Chicago White Sox: 7 Biggest Knuckleheads in Team History
What exactly is a knucklehead?
Don't search Merriam-Webster's, because you won't find it there.
Urban Dictionary defines a "knucklehead" as a "person of questionable intelligence" or a "stubborn dunce."
With that vivid description in mind, I took a look at the biggest knuckleheads in the history of the Chicago White Sox, from the front office to the field.
Arrogance, stupidity and questionable quotes define this list, here are the "winners".
Shoeless Joe Jackson
As one of the greatest players in White Sox history, Shoeless Joe Jackson might have been one of the biggest knuckleheads too.
The nickname "Shoeless" was adorned upon him after playing a game barefoot after his spikes gave him blisters on his feet, but unfortunately, that wasn't the most bone-headed thing Jackson ever did.
He was the biggest name on the 1919 Black Sox roster that rocked the baseball and changed the organization forever.
His innocence has been speculated, especially considering his .375 batting average during the 1919 World Series, but Jackson later admitted to taking a cash bribe to help hand the series to the Cincinnati Reds.
Say it ain't so, Joe.
Yes, the first owner of the White Sox has had two ballparks named after him and has a bronze statue at U.S. Cellular Field, but he doesn't get off so easily on this list.
His stubborn cheapness may have kept the White Sox from winning many more World Series, notably, the infamous 1919 World Series featuring his Black Sox.
Players on that team, like many other squads before and after them, were upset with how little Comiskey would shell out for their services. Legend has it that even the players had to clean their own uniforms.
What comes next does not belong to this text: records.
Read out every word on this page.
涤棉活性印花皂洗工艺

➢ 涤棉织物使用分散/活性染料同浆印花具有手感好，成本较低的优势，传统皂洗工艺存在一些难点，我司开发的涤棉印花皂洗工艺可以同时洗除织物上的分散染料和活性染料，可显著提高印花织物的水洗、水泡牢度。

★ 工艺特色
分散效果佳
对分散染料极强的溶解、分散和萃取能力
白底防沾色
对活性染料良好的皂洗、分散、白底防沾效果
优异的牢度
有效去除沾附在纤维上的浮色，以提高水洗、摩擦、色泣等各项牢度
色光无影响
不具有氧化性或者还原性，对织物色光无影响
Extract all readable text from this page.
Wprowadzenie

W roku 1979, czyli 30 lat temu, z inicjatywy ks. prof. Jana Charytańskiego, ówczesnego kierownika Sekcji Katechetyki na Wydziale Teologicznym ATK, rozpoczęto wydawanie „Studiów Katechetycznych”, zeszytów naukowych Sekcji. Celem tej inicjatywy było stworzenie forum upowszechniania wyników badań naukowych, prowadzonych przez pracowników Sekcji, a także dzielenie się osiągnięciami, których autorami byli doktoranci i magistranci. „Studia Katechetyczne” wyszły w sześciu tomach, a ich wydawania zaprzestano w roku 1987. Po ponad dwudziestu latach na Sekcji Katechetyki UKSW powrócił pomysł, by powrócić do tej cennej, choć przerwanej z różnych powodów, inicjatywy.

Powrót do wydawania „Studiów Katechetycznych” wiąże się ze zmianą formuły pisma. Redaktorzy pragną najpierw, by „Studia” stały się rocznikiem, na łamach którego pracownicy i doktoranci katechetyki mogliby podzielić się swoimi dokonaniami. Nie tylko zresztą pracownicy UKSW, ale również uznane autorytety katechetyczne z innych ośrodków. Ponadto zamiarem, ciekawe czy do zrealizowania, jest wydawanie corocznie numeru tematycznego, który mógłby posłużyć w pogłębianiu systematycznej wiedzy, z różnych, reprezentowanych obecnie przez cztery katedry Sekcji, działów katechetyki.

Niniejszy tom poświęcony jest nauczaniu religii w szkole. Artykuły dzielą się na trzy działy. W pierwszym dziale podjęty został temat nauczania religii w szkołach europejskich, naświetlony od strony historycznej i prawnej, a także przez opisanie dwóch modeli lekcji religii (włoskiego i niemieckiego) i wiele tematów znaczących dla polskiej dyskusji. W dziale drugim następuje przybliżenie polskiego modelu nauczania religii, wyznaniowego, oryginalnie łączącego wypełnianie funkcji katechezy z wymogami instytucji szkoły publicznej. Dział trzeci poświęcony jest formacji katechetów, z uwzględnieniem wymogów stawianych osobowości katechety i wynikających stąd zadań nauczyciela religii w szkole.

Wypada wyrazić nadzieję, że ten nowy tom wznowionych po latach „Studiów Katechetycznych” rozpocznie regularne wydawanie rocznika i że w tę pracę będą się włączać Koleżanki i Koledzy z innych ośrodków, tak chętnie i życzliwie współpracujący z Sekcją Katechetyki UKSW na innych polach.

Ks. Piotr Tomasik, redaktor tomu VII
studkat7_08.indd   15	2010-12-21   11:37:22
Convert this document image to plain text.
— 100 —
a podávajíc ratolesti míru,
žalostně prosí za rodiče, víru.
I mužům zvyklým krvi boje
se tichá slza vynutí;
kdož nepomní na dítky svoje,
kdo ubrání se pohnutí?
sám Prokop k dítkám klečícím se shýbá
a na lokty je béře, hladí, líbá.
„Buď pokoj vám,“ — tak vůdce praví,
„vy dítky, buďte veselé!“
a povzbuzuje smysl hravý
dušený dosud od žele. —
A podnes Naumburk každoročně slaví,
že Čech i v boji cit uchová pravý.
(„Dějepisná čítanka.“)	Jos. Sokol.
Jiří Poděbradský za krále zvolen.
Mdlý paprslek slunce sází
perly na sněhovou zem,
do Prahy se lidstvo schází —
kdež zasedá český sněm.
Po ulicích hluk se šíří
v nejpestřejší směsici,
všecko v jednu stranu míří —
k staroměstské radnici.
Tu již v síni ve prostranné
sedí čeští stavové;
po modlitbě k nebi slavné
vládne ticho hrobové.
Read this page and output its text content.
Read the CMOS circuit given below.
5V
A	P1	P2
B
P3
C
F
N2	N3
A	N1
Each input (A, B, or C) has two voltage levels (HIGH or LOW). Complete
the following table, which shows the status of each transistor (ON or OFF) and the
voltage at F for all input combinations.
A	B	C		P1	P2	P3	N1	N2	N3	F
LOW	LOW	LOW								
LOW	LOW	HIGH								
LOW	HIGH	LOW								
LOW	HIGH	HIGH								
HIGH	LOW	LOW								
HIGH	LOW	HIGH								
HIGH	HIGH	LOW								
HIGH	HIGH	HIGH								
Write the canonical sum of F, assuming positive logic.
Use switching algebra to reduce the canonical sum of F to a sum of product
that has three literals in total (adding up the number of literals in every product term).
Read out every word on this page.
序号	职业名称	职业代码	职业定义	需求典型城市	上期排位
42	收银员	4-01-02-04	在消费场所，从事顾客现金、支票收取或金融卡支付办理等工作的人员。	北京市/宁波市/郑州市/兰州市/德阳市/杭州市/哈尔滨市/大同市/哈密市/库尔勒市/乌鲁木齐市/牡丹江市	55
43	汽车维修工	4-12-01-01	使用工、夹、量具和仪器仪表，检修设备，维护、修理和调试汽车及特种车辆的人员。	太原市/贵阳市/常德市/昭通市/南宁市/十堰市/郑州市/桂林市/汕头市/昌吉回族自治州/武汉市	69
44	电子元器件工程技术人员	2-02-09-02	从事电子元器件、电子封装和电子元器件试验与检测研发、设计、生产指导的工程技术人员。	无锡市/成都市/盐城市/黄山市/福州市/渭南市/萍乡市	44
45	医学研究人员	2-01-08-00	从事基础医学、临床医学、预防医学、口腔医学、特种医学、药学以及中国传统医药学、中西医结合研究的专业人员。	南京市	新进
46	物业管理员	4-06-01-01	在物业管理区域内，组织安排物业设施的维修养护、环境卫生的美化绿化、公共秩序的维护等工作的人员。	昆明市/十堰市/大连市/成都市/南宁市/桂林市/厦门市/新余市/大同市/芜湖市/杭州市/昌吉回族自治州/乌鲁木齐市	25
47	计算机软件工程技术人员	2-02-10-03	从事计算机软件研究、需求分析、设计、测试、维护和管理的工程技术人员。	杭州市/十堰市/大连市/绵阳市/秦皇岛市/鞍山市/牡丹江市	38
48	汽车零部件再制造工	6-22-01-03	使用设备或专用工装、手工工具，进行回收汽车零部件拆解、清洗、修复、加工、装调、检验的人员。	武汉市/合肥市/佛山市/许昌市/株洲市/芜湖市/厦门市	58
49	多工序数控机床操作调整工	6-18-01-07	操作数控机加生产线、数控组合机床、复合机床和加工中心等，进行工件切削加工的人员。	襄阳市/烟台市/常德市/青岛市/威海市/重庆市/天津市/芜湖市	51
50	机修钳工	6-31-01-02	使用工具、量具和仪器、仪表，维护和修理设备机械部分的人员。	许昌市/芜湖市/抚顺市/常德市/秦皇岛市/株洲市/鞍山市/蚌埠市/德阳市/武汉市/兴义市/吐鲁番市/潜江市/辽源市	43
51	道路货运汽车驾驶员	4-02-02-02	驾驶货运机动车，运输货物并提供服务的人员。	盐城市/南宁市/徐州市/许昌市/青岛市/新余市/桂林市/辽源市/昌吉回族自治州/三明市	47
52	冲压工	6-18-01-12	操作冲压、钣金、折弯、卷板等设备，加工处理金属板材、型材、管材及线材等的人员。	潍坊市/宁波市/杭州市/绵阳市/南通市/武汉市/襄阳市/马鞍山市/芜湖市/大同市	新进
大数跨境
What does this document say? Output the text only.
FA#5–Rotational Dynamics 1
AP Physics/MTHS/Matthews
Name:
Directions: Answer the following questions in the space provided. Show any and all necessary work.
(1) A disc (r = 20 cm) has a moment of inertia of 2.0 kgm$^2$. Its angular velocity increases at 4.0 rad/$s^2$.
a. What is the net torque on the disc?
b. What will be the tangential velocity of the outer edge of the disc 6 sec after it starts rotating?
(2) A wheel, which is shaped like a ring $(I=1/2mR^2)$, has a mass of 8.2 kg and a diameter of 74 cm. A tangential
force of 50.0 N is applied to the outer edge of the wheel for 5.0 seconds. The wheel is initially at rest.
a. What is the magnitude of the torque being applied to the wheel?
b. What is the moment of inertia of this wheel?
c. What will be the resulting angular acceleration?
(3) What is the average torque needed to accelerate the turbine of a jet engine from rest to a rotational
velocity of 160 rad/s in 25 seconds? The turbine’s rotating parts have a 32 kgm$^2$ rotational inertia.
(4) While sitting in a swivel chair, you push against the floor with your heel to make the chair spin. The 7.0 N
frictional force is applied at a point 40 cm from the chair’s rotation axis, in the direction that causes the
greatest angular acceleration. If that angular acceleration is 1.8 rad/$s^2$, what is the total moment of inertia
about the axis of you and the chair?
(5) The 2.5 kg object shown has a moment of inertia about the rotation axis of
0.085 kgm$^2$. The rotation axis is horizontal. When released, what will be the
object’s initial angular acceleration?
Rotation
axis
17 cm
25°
He would never dole out the bonuses he promised, which made anyone who worked under Comiskey despise him.
Charles Comiskey's name is all over the White Sox franchise. He had an integral part in this team coming to Chicago, but we probably give him a little too much credit.
Perhaps the most dedicated White Sox player in history, Luke Appling makes the cut for his showmanship.
"Old Aches and Pains" got the moniker for complaining about regular soreness, sprained fingers or small cuts.
As legend goes, Appling once fouled off ten pitches in a row on purpose to show up management. The cheap White Sox front office had refused to give him baseballs to autograph for fans because of price.
Apparently afterwards, management had no trouble giving Appling all the balls he needed to sign for his adoring fans.
His No. 4 is retired and will never be worn again by a White Sox player, but Luke Appling may be remembered more for his nickname and antics rather than by his Hall-of-Fame career.
Hawk Harrleson, the General Manager
For those of you who think the Hawk should be on the list for his broadcasting, you better grab some bench.
Harrelson is on this list for his lack of judgment during his tenure as White Sox GM in 1985.
Often reported as being on the golf course more than the office, the Hawk made some questionable decisions such as firing Tony LaRussa as manager and trading a young, talented Bobby Bonilla away for practically nothing.
He left the season after to join the Yankees in the broadcast booth, but he has been back with the White Sox since 1990.
The Hawk may make some knucklheaded statements in his broadcasts, but nothing compares to his time in the White Sox front office.
Though credited with the upbringing of White Sox All-Stars Frank Thomas and Jack McDowell, former GM Ron Schueler is on this list for the infamous White Flag Trade.
In 1997, the White Sox were in a tight division race with the Cleveland Indians. At only 3.5 games back at the trading deadline, Chicago, under Schueler and Jerry Reinsdorf's command, traded away important pitchers.
Wilson Alvarez, Danny Darwin and Roberto Hernandez all left town for San Francisco. The White Sox finished a mediocre 80-81 and the Cleveland Indians owned the AL Central for the next few years after that.
The Designated Hitter for your 2005 World Series Champion is more noted for his mouth than for his bat.
Everett, ever outspoken, has denied the existence of dinosaurs because no human has ever seen them. Another gem from Everett came in an interview when he denied the landing of man on the moon some thirty years after it happened.
He has also said he would retire if he had a homosexual teammate, amongst other controversial statements involving same-sex relations.
The most recent question of Everett's character came this year when he reportedly held a gun to his wife's head while she was wearing a Barney costume.
There is no possible way that I can make that up. If that isn't knuckleheaded enough for you, I don't know what is.
Ozzie Guillen is the resident knucklehead of the Chicago White Sox.
We love him for his aggressiveness. We adore him for his desire. We laugh at him when we hear him talk.
Whenever Ozzie has something to say, you better make note of it. It's surely to be something special.
From his post game conferences to his on the field raving and ranting, Guillen is always interesting to listen to.